WASHINGTON. – Las fuerzas militares de los Estados Unidos iniciaron este miércoles su duodécima noche consecutiva de bombardeos contra instalaciones y objetivos militares en territorio iraní, cumpliendo directrices directas del presidente Donald Trump, según informó oficialmente el Comando Central estadounidense (CENTCOM).

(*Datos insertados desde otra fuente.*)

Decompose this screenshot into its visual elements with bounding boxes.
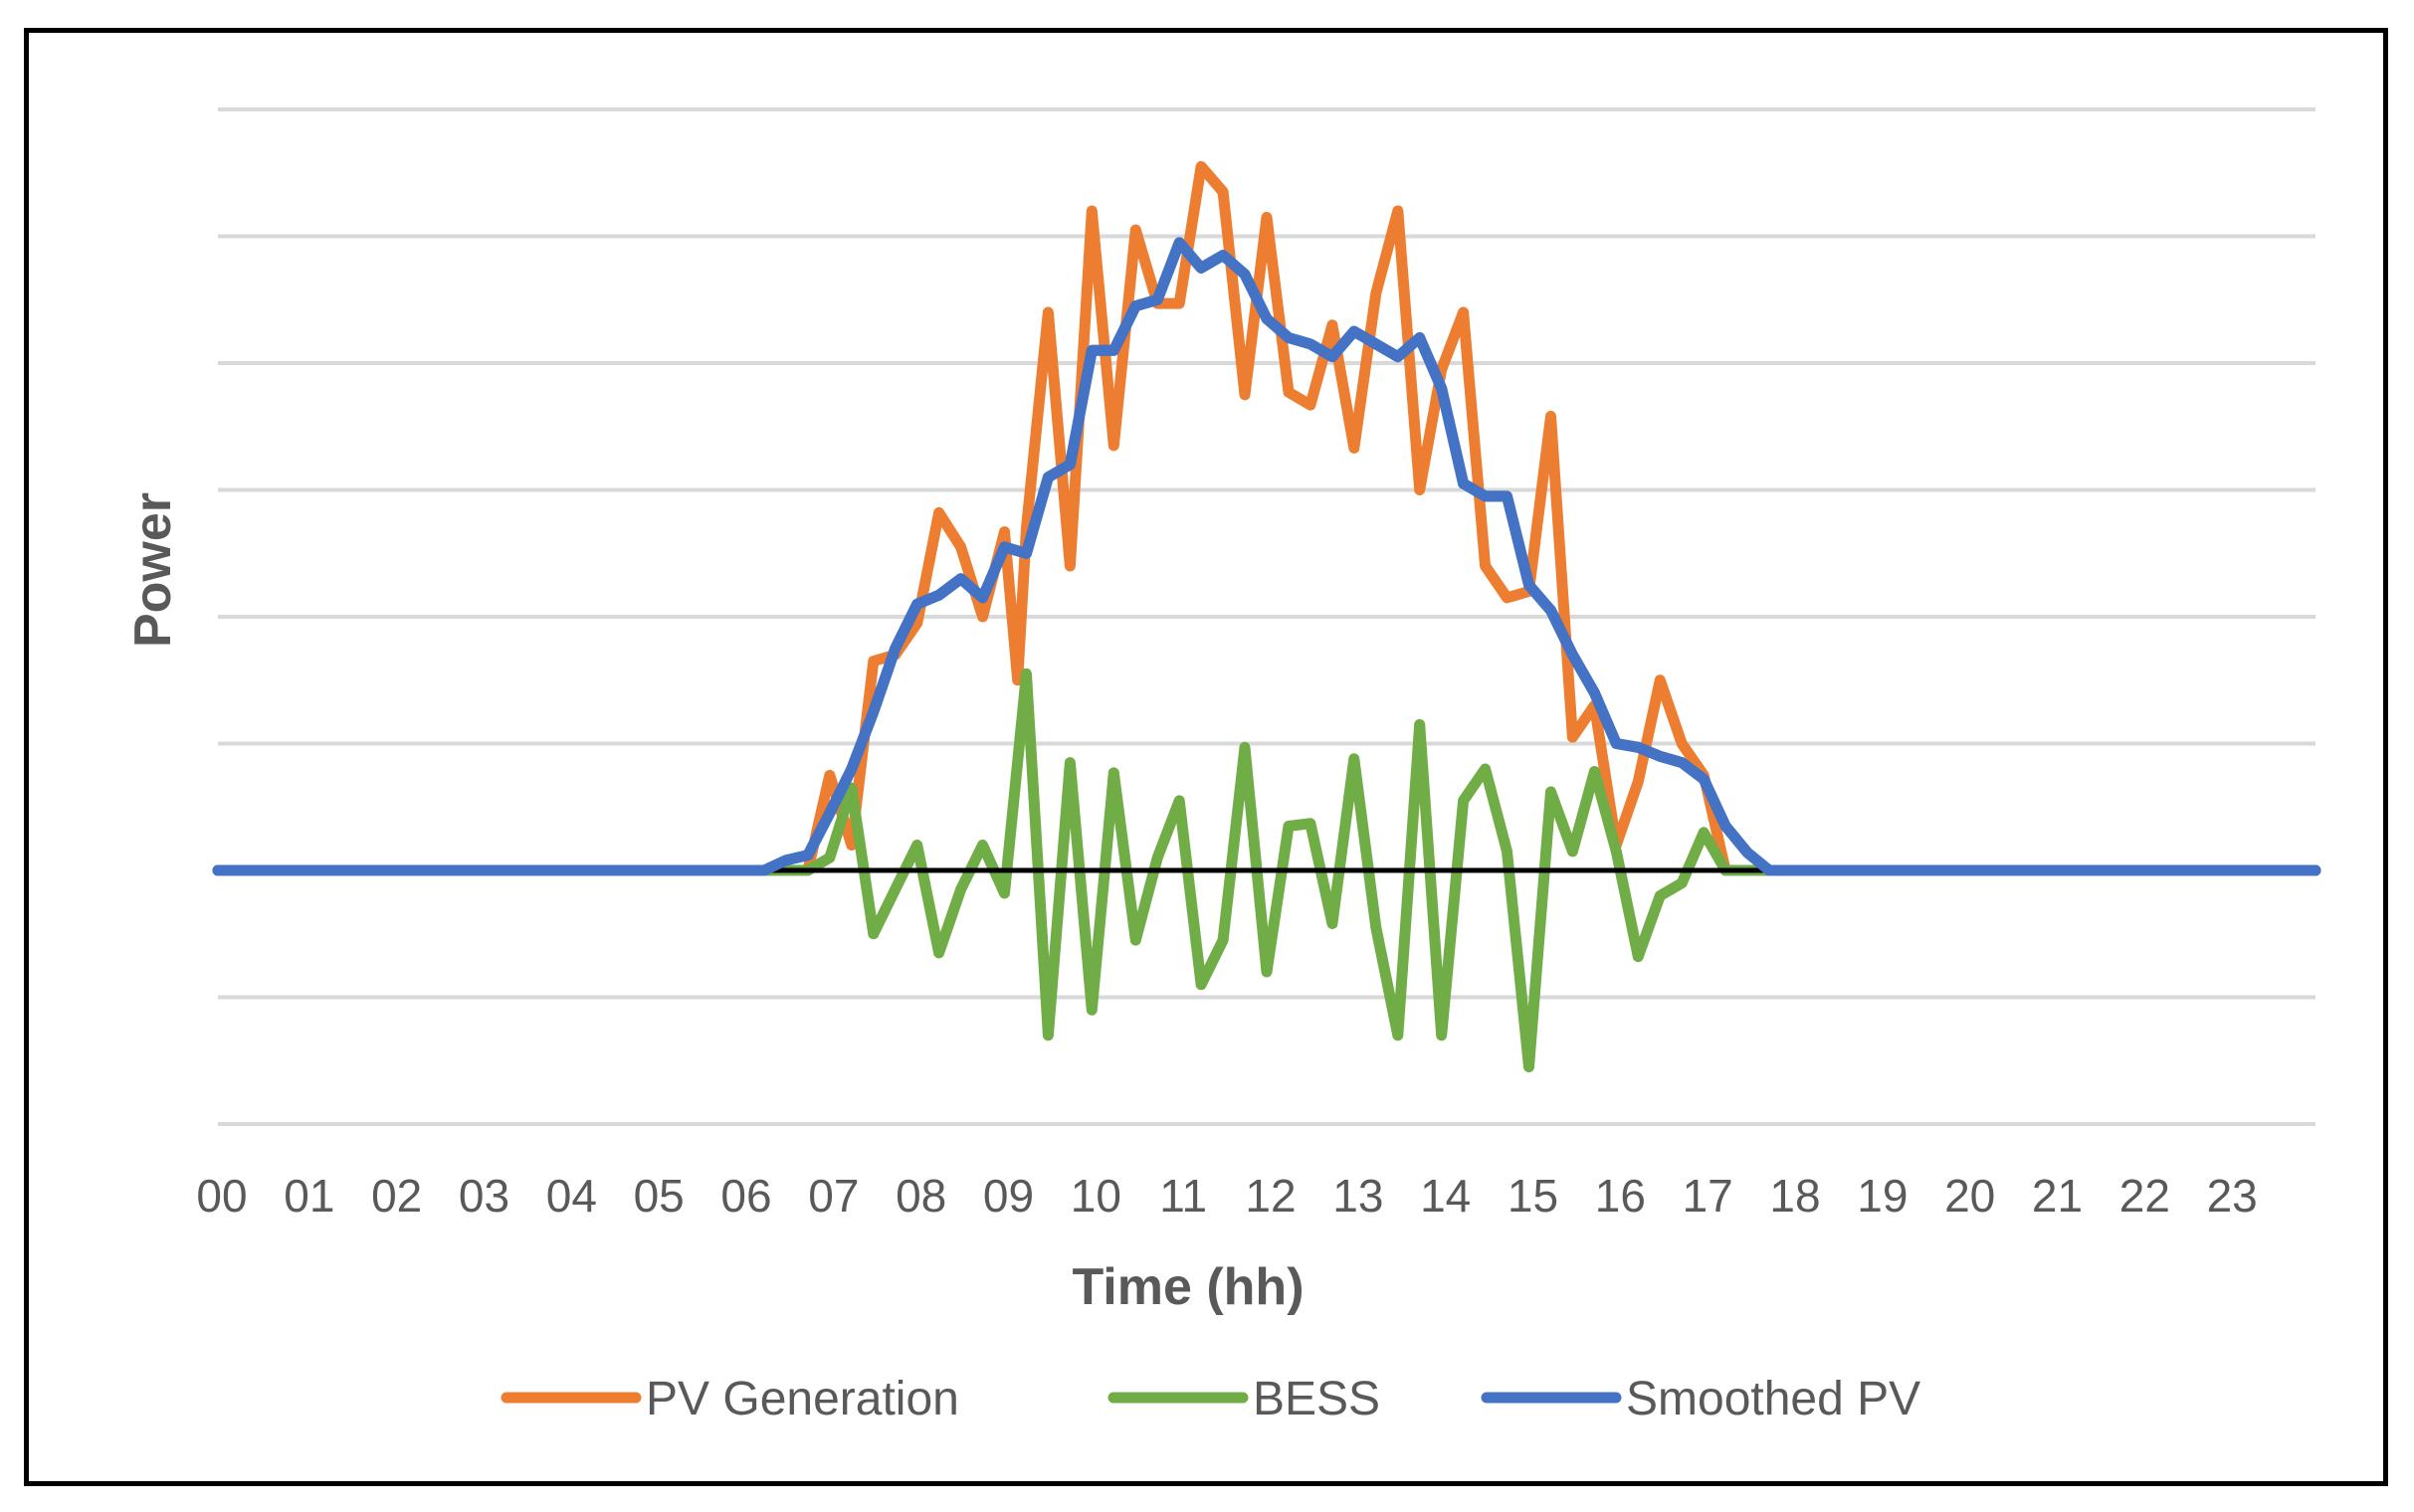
legend: PV Generation BESS Smoothed PV: [501, 1373, 1920, 1425]
x-tick-label: 19: [1857, 1170, 1908, 1222]
x-tick-label: 13: [1332, 1170, 1383, 1222]
x-tick-label: 02: [371, 1170, 422, 1222]
zero-axis: [212, 237, 2321, 876]
legend-label-2: BESS: [1253, 1373, 1380, 1425]
gridlines: [218, 107, 2315, 1126]
x-tick-label: 06: [720, 1170, 771, 1222]
x-tick-label: 14: [1420, 1170, 1471, 1222]
x-tick-label: 20: [1944, 1170, 1995, 1222]
series-line-smoothed-pv: [212, 237, 2321, 876]
line-chart: 00 01 02 03 04 05 06 07 08 09 10 11 12 13 14 15 16 17 18 19…: [124, 107, 2321, 1425]
x-tick-label: 08: [896, 1170, 946, 1222]
x-tick-label: 18: [1769, 1170, 1820, 1222]
x-tick-label: 07: [808, 1170, 859, 1222]
x-tick-label: 21: [2032, 1170, 2083, 1222]
x-tick-label: 11: [1159, 1170, 1207, 1222]
x-tick-label: 23: [2207, 1170, 2258, 1222]
x-tick-label: 05: [634, 1170, 685, 1222]
x-tick-label: 17: [1683, 1170, 1733, 1222]
x-tick-label: 16: [1595, 1170, 1646, 1222]
series-line-pv-generation: [212, 160, 2321, 876]
x-tick-label: 01: [284, 1170, 334, 1222]
x-tick-label: 03: [459, 1170, 509, 1222]
x-tick-label: 15: [1508, 1170, 1558, 1222]
y-axis-title: Power: [124, 492, 182, 648]
series-line-smoothed-pv-overlay: [212, 237, 2321, 876]
chart-frame: 00 01 02 03 04 05 06 07 08 09 10 11 12 13 14 15 16 17 18 19…: [24, 28, 2388, 1486]
x-tick-label: 22: [2119, 1170, 2170, 1222]
x-axis-title: Time (hh): [1072, 1258, 1304, 1316]
x-tick-label: 12: [1245, 1170, 1296, 1222]
x-tick-label: 09: [983, 1170, 1034, 1222]
x-tick-labels: 00 01 02 03 04 05 06 07 08 09 10 11 12 13 14 15 16 17 18 19…: [196, 1170, 2257, 1222]
legend-label-3: Smoothed PV: [1626, 1373, 1920, 1425]
series-line-bess: [212, 667, 2321, 1073]
x-tick-label: 00: [196, 1170, 247, 1222]
x-tick-label: 04: [546, 1170, 597, 1222]
x-tick-label: 10: [1071, 1170, 1121, 1222]
legend-label-1: PV Generation: [646, 1373, 959, 1425]
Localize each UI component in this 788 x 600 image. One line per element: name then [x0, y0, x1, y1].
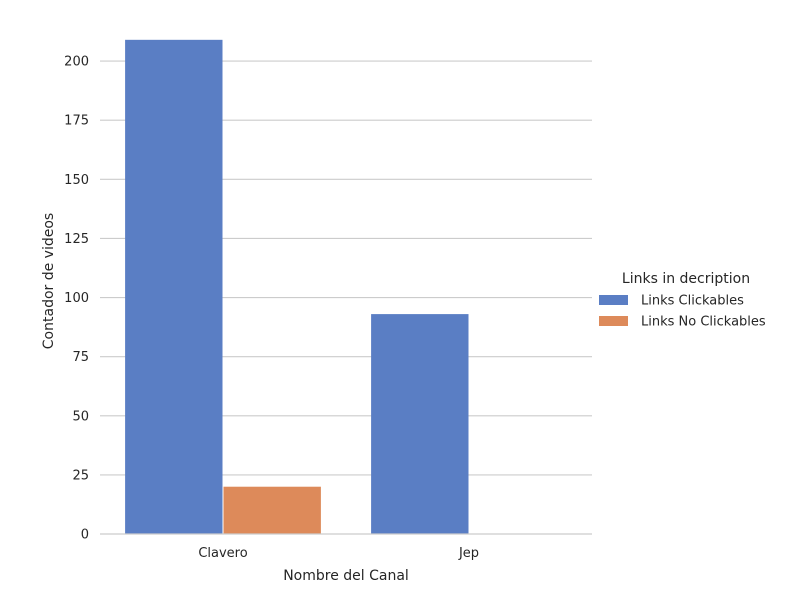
x-tick-label-jep: Jep — [458, 546, 479, 561]
y-tick-label: 125 — [64, 232, 89, 247]
x-tick-label-clavero: Clavero — [198, 546, 247, 561]
legend-swatch-links-clickables — [599, 295, 628, 305]
bar-clavero-links-no-clickables — [223, 486, 321, 534]
y-tick-label: 25 — [72, 468, 89, 483]
y-tick-label: 0 — [81, 528, 89, 543]
y-axis-label: Contador de videos — [41, 213, 57, 349]
y-tick-label: 50 — [72, 409, 89, 424]
bar-clavero-links-clickables — [125, 39, 223, 535]
y-tick-label: 150 — [64, 173, 89, 188]
y-tick-labels: 0 25 50 75 100 125 150 175 200 — [64, 55, 89, 543]
legend-label-links-clickables: Links Clickables — [641, 294, 744, 309]
legend-title: Links in decription — [622, 271, 750, 287]
legend-label-links-no-clickables: Links No Clickables — [641, 315, 766, 330]
y-tick-label: 200 — [64, 55, 89, 70]
legend: Links in decription Links Clickables Lin… — [599, 271, 766, 330]
legend-swatch-links-no-clickables — [599, 316, 628, 326]
bars — [125, 39, 469, 535]
y-tick-label: 75 — [72, 350, 89, 365]
x-axis-label: Nombre del Canal — [283, 568, 409, 584]
y-tick-label: 175 — [64, 114, 89, 129]
bar-jep-links-clickables — [371, 314, 469, 534]
x-tick-labels: Clavero Jep — [198, 546, 479, 561]
y-tick-label: 100 — [64, 291, 89, 306]
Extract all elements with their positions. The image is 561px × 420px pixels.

De acuerdo con el parte militar, las acciones ofensivas comenzaron sobre las 17:30 hora del este de EE. UU. (23:30 GMT) como parte de una campaña continuada que busca «seguir degradando la capacidad de Irán para amenazar a marineros civiles y buques comerciales que transitan por las aguas de la región». El organismo castrense indicó que los operativos se extenderían durante el transcurso de la noche, aunque evitó ofrecer detalles específicos sobre los blancos alcanzados o la magnitud de los daños.
Postura de la Casa Blanca frente a las negociaciones
La escalada militar se mantiene pese a los cruces diplomáticos. Previamente, durante un mitin político celebrado en el estado de Georgia, el presidente Donald Trump se refirió al estancamiento de las conversaciones con Teherán y afirmó que el régimen iraní todavía no se encuentra preparado para pactar un acuerdo nuclear que ponga fin definitivo a las hostilidades.
«Están siendo golpeados con mucha dureza y quieren llegar a un acuerdo. Pero yo digo que no están listos para hacer un acuerdo porque cada vez que hacen uno, quieren cambiarlo y todo eso. No están listos. Estarán listos muy pronto», declaró el mandatario ante sus simpatizantes.
Cabe recordar que, el mes pasado, Washington y Teherán habían suscrito un memorando de entendimiento destinado a fijar un alto el fuego, garantizar la libre navegación en el estratégico estrecho de Ormuz y abrir cauces de negociación sobre el programa atómico persa. Sin embargo, el pacto colapsó, desencadenando un intenso intercambio de fuego cruzado que cumple ya dos semanas.
A pesar de la intensidad del conflicto actual, Trump ha restado gravedad a la situación en sus intervenciones públicas, comparando esta confrontación con conflictos históricos prolongados de EE. UU. como los de Vietnam o Irak, los cuales se extendieron por décadas y cobraron miles de bajas estadounidenses.